JV: What are some of the lingering effects of the ways you have had to adapt to the impact of COVID on your real estate transactions?
DD: While many of the offices have reopened, practices that evolved as a result of COVID have continued. Documents are prepared and exchanged electronically; signatures are acquired electronically except when original documents and signatures are required by law, for example, deeds and recordings of those documents with the County Clerk’s Office.

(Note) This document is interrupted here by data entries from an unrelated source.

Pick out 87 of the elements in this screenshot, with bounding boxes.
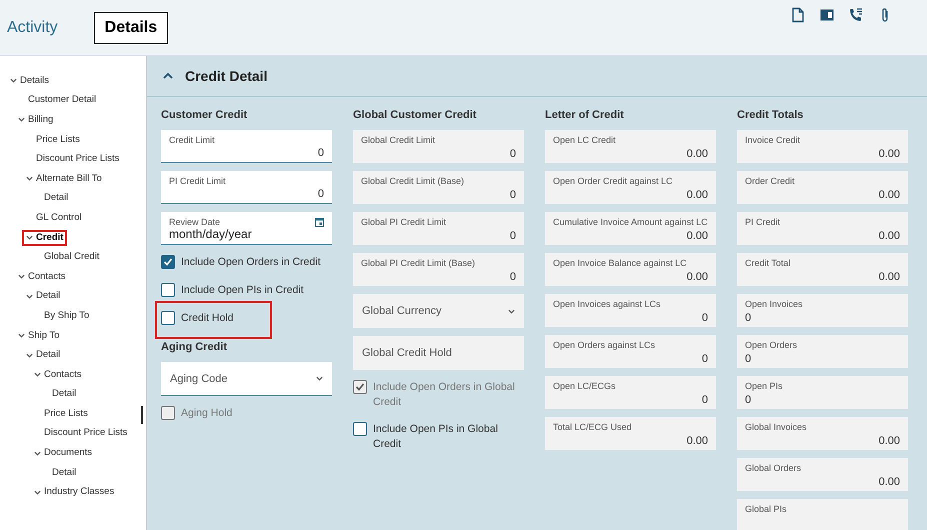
readonly-field: Global Orders 0.00: [737, 458, 908, 491]
column-heading: Customer Credit: [161, 109, 248, 123]
collapse-button[interactable]: [163, 72, 173, 80]
readonly-field: Global Credit Hold: [353, 336, 524, 370]
readonly-field: Open LC/ECGs 0: [545, 376, 716, 409]
tree-item[interactable]: Price Lists: [40, 406, 92, 422]
chevron-icon[interactable]: [26, 352, 33, 359]
checkbox[interactable]: [161, 311, 175, 325]
tree-item[interactable]: Detail: [40, 190, 72, 206]
tree-item[interactable]: By Ship To: [40, 308, 94, 324]
tree-item[interactable]: Detail: [48, 386, 80, 402]
checkbox[interactable]: [161, 283, 175, 297]
chevron-icon[interactable]: [34, 371, 41, 378]
readonly-field: Global PIs: [737, 499, 908, 530]
check-icon: [355, 382, 365, 392]
input-field[interactable]: Credit Limit 0: [161, 130, 332, 163]
readonly-field: Open PIs 0: [737, 376, 908, 409]
checkbox-label: Include Open PIs in Global Credit: [373, 422, 499, 452]
chevron-icon[interactable]: [18, 332, 25, 340]
checkbox-label: Include Open Orders in Global Credit: [373, 380, 516, 410]
checkbox-label: Aging Hold: [181, 406, 232, 421]
readonly-field: Global Credit Limit (Base) 0: [353, 171, 524, 204]
tree-item[interactable]: Documents: [30, 445, 96, 462]
readonly-field: Global Credit Limit 0: [353, 130, 524, 163]
tree-item[interactable]: GL Control: [32, 210, 86, 226]
column-heading: Global Customer Credit: [353, 109, 478, 123]
column-heading: Letter of Credit: [545, 109, 625, 123]
date-field[interactable]: Review Date month/day/year: [161, 212, 332, 245]
checkbox[interactable]: [353, 422, 367, 436]
readonly-field: Order Credit 0.00: [737, 171, 908, 204]
readonly-field: Open Orders 0: [737, 335, 908, 368]
calendar-icon[interactable]: [315, 217, 324, 227]
dropdown[interactable]: Aging Code: [161, 362, 332, 396]
readonly-field: Open Invoices 0: [737, 294, 908, 327]
readonly-field: Open LC Credit 0.00: [545, 130, 716, 163]
tree-item[interactable]: Detail: [48, 464, 80, 481]
chevron-icon[interactable]: [316, 375, 323, 382]
tab[interactable]: Activity: [7, 12, 68, 42]
chevron-icon[interactable]: [26, 175, 33, 182]
tree-item[interactable]: Contacts: [30, 366, 86, 383]
tab[interactable]: Details: [94, 12, 168, 44]
chevron-icon[interactable]: [18, 116, 25, 124]
checkbox[interactable]: [161, 255, 175, 269]
tree-item[interactable]: Global Credit: [40, 249, 104, 266]
readonly-field: Global PI Credit Limit 0: [353, 212, 524, 245]
tree-item[interactable]: Detail: [22, 288, 64, 304]
readonly-field: Open Orders against LCs 0: [545, 335, 716, 368]
readonly-field: Invoice Credit 0.00: [737, 130, 908, 163]
checkbox-label: Credit Hold: [181, 311, 234, 326]
tree-item[interactable]: Customer Detail: [24, 92, 100, 108]
panel-icon[interactable]: [819, 7, 835, 23]
readonly-field: PI Credit 0.00: [737, 212, 908, 245]
tree-item[interactable]: Credit: [22, 230, 68, 246]
scrollbar[interactable]: [141, 406, 143, 424]
document-icon[interactable]: [790, 7, 806, 23]
tree-item[interactable]: Contacts: [14, 268, 70, 285]
section-title: Credit Detail: [185, 68, 268, 84]
readonly-field: Cumulative Invoice Amount against LC 0.00: [545, 212, 716, 245]
input-field[interactable]: PI Credit Limit 0: [161, 171, 332, 204]
tree-item[interactable]: Ship To: [14, 328, 64, 344]
column-heading: Credit Totals: [737, 109, 804, 123]
readonly-field: Open Invoices against LCs 0: [545, 294, 716, 327]
tree-item[interactable]: Discount Price Lists: [32, 151, 124, 168]
tree-item[interactable]: Details: [6, 72, 54, 89]
tree-item[interactable]: Detail: [22, 347, 64, 364]
chevron-icon[interactable]: [34, 450, 41, 457]
checkbox-label: Include Open PIs in Credit: [181, 283, 304, 298]
readonly-field: Total LC/ECG Used 0.00: [545, 417, 716, 450]
chevron-icon[interactable]: [26, 234, 33, 242]
chevron-icon[interactable]: [10, 77, 17, 84]
tree-item[interactable]: Industry Classes: [30, 484, 118, 500]
tree-item[interactable]: Price Lists: [32, 132, 84, 148]
chevron-icon[interactable]: [26, 292, 33, 300]
readonly-field: Credit Total 0.00: [737, 253, 908, 286]
readonly-field: Open Order Credit against LC 0.00: [545, 171, 716, 204]
checkbox-label: Include Open Orders in Credit: [181, 255, 320, 270]
tree-item[interactable]: Discount Price Lists: [40, 425, 132, 442]
chevron-icon[interactable]: [34, 488, 41, 496]
readonly-field: Global PI Credit Limit (Base) 0: [353, 253, 524, 286]
tree-item[interactable]: Alternate Bill To: [22, 170, 106, 187]
tree-item[interactable]: Billing: [14, 112, 58, 128]
phone-icon[interactable]: [848, 7, 864, 23]
chevron-icon[interactable]: [18, 273, 25, 280]
readonly-field: Open Invoice Balance against LC 0.00: [545, 253, 716, 286]
group-heading: Aging Credit: [161, 341, 228, 355]
readonly-field: Global Invoices 0.00: [737, 417, 908, 450]
check-icon: [163, 257, 173, 267]
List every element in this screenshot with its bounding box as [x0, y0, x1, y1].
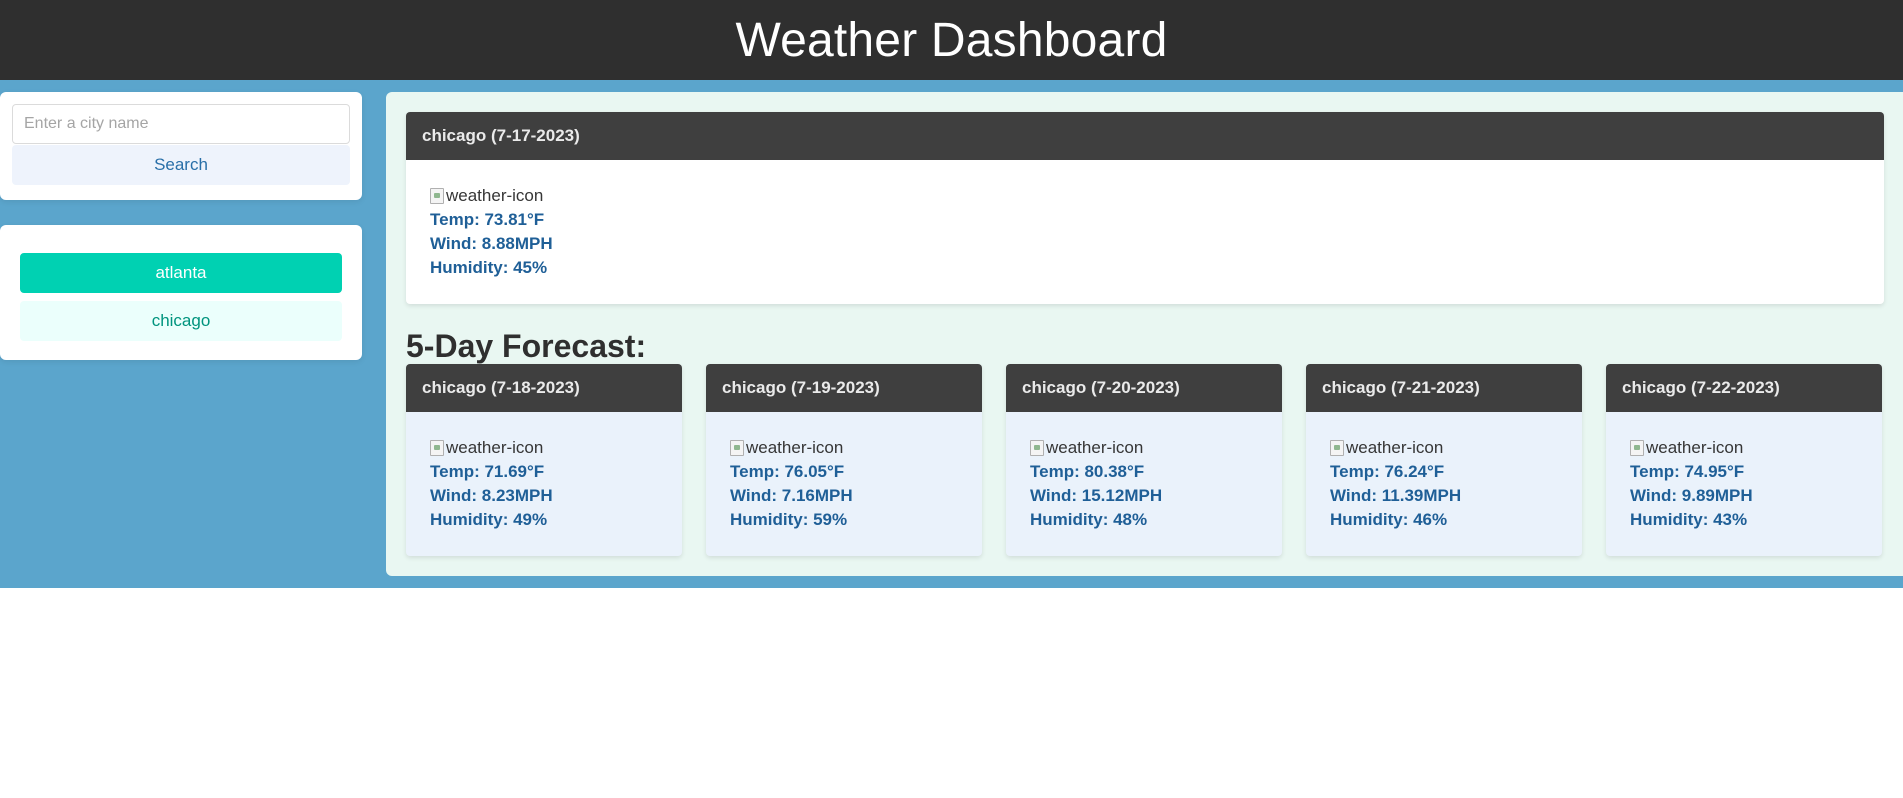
forecast-temp: Temp: 76.24°F: [1330, 462, 1445, 481]
current-weather-body: weather-icon Temp: 73.81°F Wind: 8.88MPH…: [406, 160, 1884, 280]
page-title: Weather Dashboard: [735, 13, 1168, 67]
forecast-wind: Wind: 11.39MPH: [1330, 486, 1462, 505]
weather-icon: weather-icon: [430, 436, 658, 460]
forecast-card: chicago (7-21-2023) weather-icon Temp: 7…: [1306, 364, 1582, 556]
forecast-card: chicago (7-18-2023) weather-icon Temp: 7…: [406, 364, 682, 556]
content-band: Search atlanta chicago chicago (7-17-202…: [0, 80, 1903, 588]
forecast-humidity: Humidity: 49%: [430, 510, 548, 529]
forecast-row: chicago (7-18-2023) weather-icon Temp: 7…: [406, 364, 1884, 556]
current-temp: Temp: 73.81°F: [430, 210, 545, 229]
weather-icon-alt-text: weather-icon: [1046, 438, 1144, 457]
current-weather-card: chicago (7-17-2023) weather-icon Temp: 7…: [406, 112, 1884, 304]
forecast-wind: Wind: 7.16MPH: [730, 486, 853, 505]
weather-icon-alt-text: weather-icon: [746, 438, 844, 457]
broken-image-icon: [430, 440, 444, 456]
forecast-temp: Temp: 74.95°F: [1630, 462, 1745, 481]
forecast-heading: 5-Day Forecast:: [406, 328, 647, 364]
forecast-card-body: weather-icon Temp: 80.38°F Wind: 15.12MP…: [1006, 412, 1282, 532]
forecast-card: chicago (7-19-2023) weather-icon Temp: 7…: [706, 364, 982, 556]
weather-icon: weather-icon: [1330, 436, 1558, 460]
forecast-wind: Wind: 9.89MPH: [1630, 486, 1753, 505]
weather-icon-alt-text: weather-icon: [446, 186, 544, 205]
weather-icon-alt-text: weather-icon: [1346, 438, 1444, 457]
weather-icon: weather-icon: [1030, 436, 1258, 460]
broken-image-icon: [1330, 440, 1344, 456]
forecast-card-body: weather-icon Temp: 71.69°F Wind: 8.23MPH…: [406, 412, 682, 532]
forecast-wind: Wind: 8.23MPH: [430, 486, 553, 505]
broken-image-icon: [1030, 440, 1044, 456]
forecast-humidity: Humidity: 43%: [1630, 510, 1748, 529]
weather-icon-alt-text: weather-icon: [446, 438, 544, 457]
sidebar: Search atlanta chicago: [0, 92, 362, 360]
search-panel: Search: [0, 92, 362, 200]
broken-image-icon: [730, 440, 744, 456]
forecast-card-title: chicago (7-19-2023): [706, 364, 982, 412]
forecast-wind: Wind: 15.12MPH: [1030, 486, 1163, 505]
forecast-temp: Temp: 71.69°F: [430, 462, 545, 481]
current-wind: Wind: 8.88MPH: [430, 234, 553, 253]
forecast-card-title: chicago (7-21-2023): [1306, 364, 1582, 412]
forecast-card-title: chicago (7-22-2023): [1606, 364, 1882, 412]
forecast-card-title: chicago (7-20-2023): [1006, 364, 1282, 412]
city-search-input[interactable]: [12, 104, 350, 144]
history-button-chicago[interactable]: chicago: [20, 301, 342, 341]
forecast-card: chicago (7-20-2023) weather-icon Temp: 8…: [1006, 364, 1282, 556]
weather-icon: weather-icon: [1630, 436, 1858, 460]
forecast-temp: Temp: 80.38°F: [1030, 462, 1145, 481]
search-button[interactable]: Search: [12, 145, 350, 185]
weather-icon-alt-text: weather-icon: [1646, 438, 1744, 457]
current-weather-title: chicago (7-17-2023): [406, 112, 1884, 160]
history-button-atlanta[interactable]: atlanta: [20, 253, 342, 293]
current-humidity: Humidity: 45%: [430, 258, 548, 277]
weather-icon: weather-icon: [730, 436, 958, 460]
broken-image-icon: [1630, 440, 1644, 456]
search-history-panel: atlanta chicago: [0, 225, 362, 360]
forecast-temp: Temp: 76.05°F: [730, 462, 845, 481]
forecast-card-body: weather-icon Temp: 76.05°F Wind: 7.16MPH…: [706, 412, 982, 532]
forecast-humidity: Humidity: 48%: [1030, 510, 1148, 529]
forecast-humidity: Humidity: 59%: [730, 510, 848, 529]
forecast-card-body: weather-icon Temp: 74.95°F Wind: 9.89MPH…: [1606, 412, 1882, 532]
forecast-card-title: chicago (7-18-2023): [406, 364, 682, 412]
weather-panel: chicago (7-17-2023) weather-icon Temp: 7…: [386, 92, 1903, 576]
forecast-card-body: weather-icon Temp: 76.24°F Wind: 11.39MP…: [1306, 412, 1582, 532]
forecast-humidity: Humidity: 46%: [1330, 510, 1448, 529]
app-header: Weather Dashboard: [0, 0, 1903, 80]
broken-image-icon: [430, 188, 444, 204]
weather-icon: weather-icon: [430, 184, 1860, 208]
forecast-card: chicago (7-22-2023) weather-icon Temp: 7…: [1606, 364, 1882, 556]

JV: Do you expect this practice to continue even though offices are opening and interested parties will be permitted to gather around a conference table for in-person closings?
DD: Yes. This is far more expeditious for all parties including buyers and sellers. Many issues that have been contentious at “in-person” closings are avoided in advance by the parties to the transactions.
JV: The Statute of Frauds requires that contracts for the transfer of real property be in writing. How is that being handled and are electronic signatures permitted?
DD: The electronic signature is permitted if there is a clause in the contract agreeing to accept electronic signatures. The seller’s attorney scans the contract to the buyer’s attorney and the buyer’s attorney scans the contract signed by the buyer back to the seller’s attorney and the seller then signs the contract. The deposit submitted by the buyer is deposited into the seller’s attorney’s escrow account.